Wednesday, June 29, 2005

Rediscovering the Parable of the Sower

I've been recently reading The Five Gospels: What Did Jesus Really Say?, the controversial annotated translation of the four canonical gospels and Thomas. I understand the objections many have to the book, but methodological issues aside, it is thought-provoking. Consider its "spin" on the Parable of the Sower:

A sower went out to sow his seed; and while he was sowing some seed fell along the path, and was trampled under foot, and the birds of the sky ate it up. Other seed fell on rock; when it grew it whithered because it lacked moisture. Still other seed fell among thorns; the thorns grew with it and choked it. Other seed fell on fertile earth; and when it matured, it produced fruit a hundredfold.

Luke 8:5-8

In the canonical gospels, Jesus interprets the parable for His disciples after leaving behind the "huge crowd," explaining:

The 'seed' is God's message. Those 'along the path' are those who have listened to it, but then the devil comes and steals the message from their hearts, so they won't trust and be saved. Those 'on the rock' are those who, when they listen to the message, receive it happily. But they 'have no root': they trust for the moment but fall away when they are tested. What 'fell into the thorns' represents those who listen, but as they continue on, they are 'choked' by the worries and wealth and pleasures of life, and they do not come to maturity. But the seed 'in good earth' stands for those who listen to the message and hold on to it with a good and fertile heart, and 'produce fruit' through perserverance.

Luke 8:11-15.

In the judgment of the Jesus Seminar, only the underlying parable - and not the appended interpretation - is authentic.

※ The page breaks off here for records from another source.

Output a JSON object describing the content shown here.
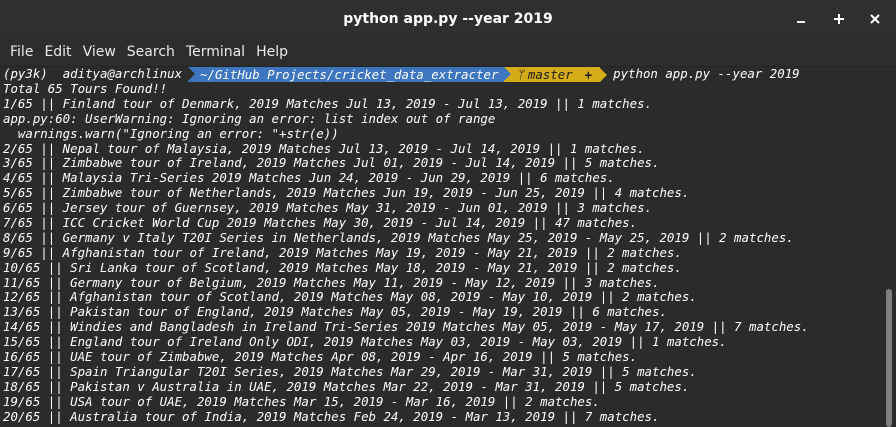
{
  "window": {
    "title": "python app.py --year 2019",
    "minimize_glyph": "–",
    "maximize_glyph": "+",
    "close_glyph": "✕"
  },
  "menubar": {
    "items": [
      {
        "label": "File"
      },
      {
        "label": "Edit"
      },
      {
        "label": "View"
      },
      {
        "label": "Search"
      },
      {
        "label": "Terminal"
      },
      {
        "label": "Help"
      }
    ]
  },
  "prompt": {
    "env": "(py3k)",
    "user_host": "aditya@archlinux",
    "path": "~/GitHub Projects/cricket_data_extracter",
    "branch_icon": "ᛘ",
    "branch": "master",
    "git_status": "+",
    "command": "python app.py --year 2019"
  },
  "output": [
    "Total 65 Tours Found!!",
    "1/65 || Finland tour of Denmark, 2019 Matches Jul 13, 2019 - Jul 13, 2019 || 1 matches.",
    "app.py:60: UserWarning: Ignoring an error: list index out of range",
    "  warnings.warn(\"Ignoring an error: \"+str(e))",
    "2/65 || Nepal tour of Malaysia, 2019 Matches Jul 13, 2019 - Jul 14, 2019 || 1 matches.",
    "3/65 || Zimbabwe tour of Ireland, 2019 Matches Jul 01, 2019 - Jul 14, 2019 || 5 matches.",
    "4/65 || Malaysia Tri-Series 2019 Matches Jun 24, 2019 - Jun 29, 2019 || 6 matches.",
    "5/65 || Zimbabwe tour of Netherlands, 2019 Matches Jun 19, 2019 - Jun 25, 2019 || 4 matches.",
    "6/65 || Jersey tour of Guernsey, 2019 Matches May 31, 2019 - Jun 01, 2019 || 3 matches.",
    "7/65 || ICC Cricket World Cup 2019 Matches May 30, 2019 - Jul 14, 2019 || 47 matches.",
    "8/65 || Germany v Italy T20I Series in Netherlands, 2019 Matches May 25, 2019 - May 25, 2019 || 2 matches.",
    "9/65 || Afghanistan tour of Ireland, 2019 Matches May 19, 2019 - May 21, 2019 || 2 matches.",
    "10/65 || Sri Lanka tour of Scotland, 2019 Matches May 18, 2019 - May 21, 2019 || 2 matches.",
    "11/65 || Germany tour of Belgium, 2019 Matches May 11, 2019 - May 12, 2019 || 3 matches.",
    "12/65 || Afghanistan tour of Scotland, 2019 Matches May 08, 2019 - May 10, 2019 || 2 matches.",
    "13/65 || Pakistan tour of England, 2019 Matches May 05, 2019 - May 19, 2019 || 6 matches.",
    "14/65 || Windies and Bangladesh in Ireland Tri-Series 2019 Matches May 05, 2019 - May 17, 2019 || 7 matches.",
    "15/65 || England tour of Ireland Only ODI, 2019 Matches May 03, 2019 - May 03, 2019 || 1 matches.",
    "16/65 || UAE tour of Zimbabwe, 2019 Matches Apr 08, 2019 - Apr 16, 2019 || 5 matches.",
    "17/65 || Spain Triangular T20I Series, 2019 Matches Mar 29, 2019 - Mar 31, 2019 || 5 matches.",
    "18/65 || Pakistan v Australia in UAE, 2019 Matches Mar 22, 2019 - Mar 31, 2019 || 5 matches.",
    "19/65 || USA tour of UAE, 2019 Matches Mar 15, 2019 - Mar 16, 2019 || 2 matches.",
    "20/65 || Australia tour of India, 2019 Matches Feb 24, 2019 - Mar 13, 2019 || 7 matches."
  ]
}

The Fellows so conclude for several reasons:
  • The parable, but not the interpretation, is indepdently attested in Thomas 9.
  • The concern with perserverance and avoiding distractions reflects the situations and concerns of the second and third generations of Christians, when the community experienced varying responses to its evangelistic efforts.
  • The distinction between 'us' (disciple insiders who are given the real message) and 'them' (non-disciple outsiders who who are denied full access to Jesus' teaching) "contravenes much of Jesus' fundamental teaching" -- which "blurs the division between the privileged and the unprivileged."

Now, whether or not you find these explanations persuasive, consider what follows if they are right. We can't rely on the "given" interpretation - which would merely be a Markan invention. We would have to assess the parable on its own terms. Are there possible interpretations other than the given one?

I think the Sower could easily be read as a parable about social justice. The sower, in this version, is God. The seeds, people. The different growing environments are, well, just that: different growing environments.

The first set of seeds are eaten up by birds. Now, if the seeds are people, then the birds must represent something larger than people. In other words, they would represent what Walter Rauschenbusch would call "supra-personal forces." These seeds represent people that are "swallowed up" by forces like capitalism, war and the criminal justice system. (In Jesus' day, the Roman government.)

The second set of seeds fall on rock and whither for lack of moisture. These seeds could represent people that are not actively "swallowed up" by supra-personal forces but suffer from malign neglect: the victims of underdevelopment, lack of education, etc.

The third set of seeds fall "among thorns" and are choked. These are destroyed, not by forces larger than themselves or by neglect, but by fellow plants, which could obviously represent fellow human beings. These seeds could represent people that are damaged by child abuse or violent crime.

The fourth set of seeds fall on fertile soil and produce. These could represent people who are lucky enough to "fall" into a social situation that is not hampered by supra-personal forces of evil, that possesses sufficient resources for thriving, and that is not upset by domestic violence or crime.

Noteworthy under this interpretation is that the seeds fall into their "social situation." While I certainly do believe that people do have the ability to lift themselves up from a terrible environment, this particular parable reminds those of us who might "blame the victim" just how difficult that is. The verb "fall" is important for another reason too - because it emphasizes the passivity of the Sower in this situation. God does not "place" us into the situation that we are in. It is not because we "deserve it." God has given us, as seeds, all the innate tools we need to be fruitful. And God wishes that all of God's seeds would fall on fertile soil. But God will not intervene apocalyptically and bring about social justice. Jesus taught us how to turn the entire earth into fertile soil, and it is by listening to Him and acting on His teachings that we can bring this about. Only then can all of God's "seeds" reach their full potential.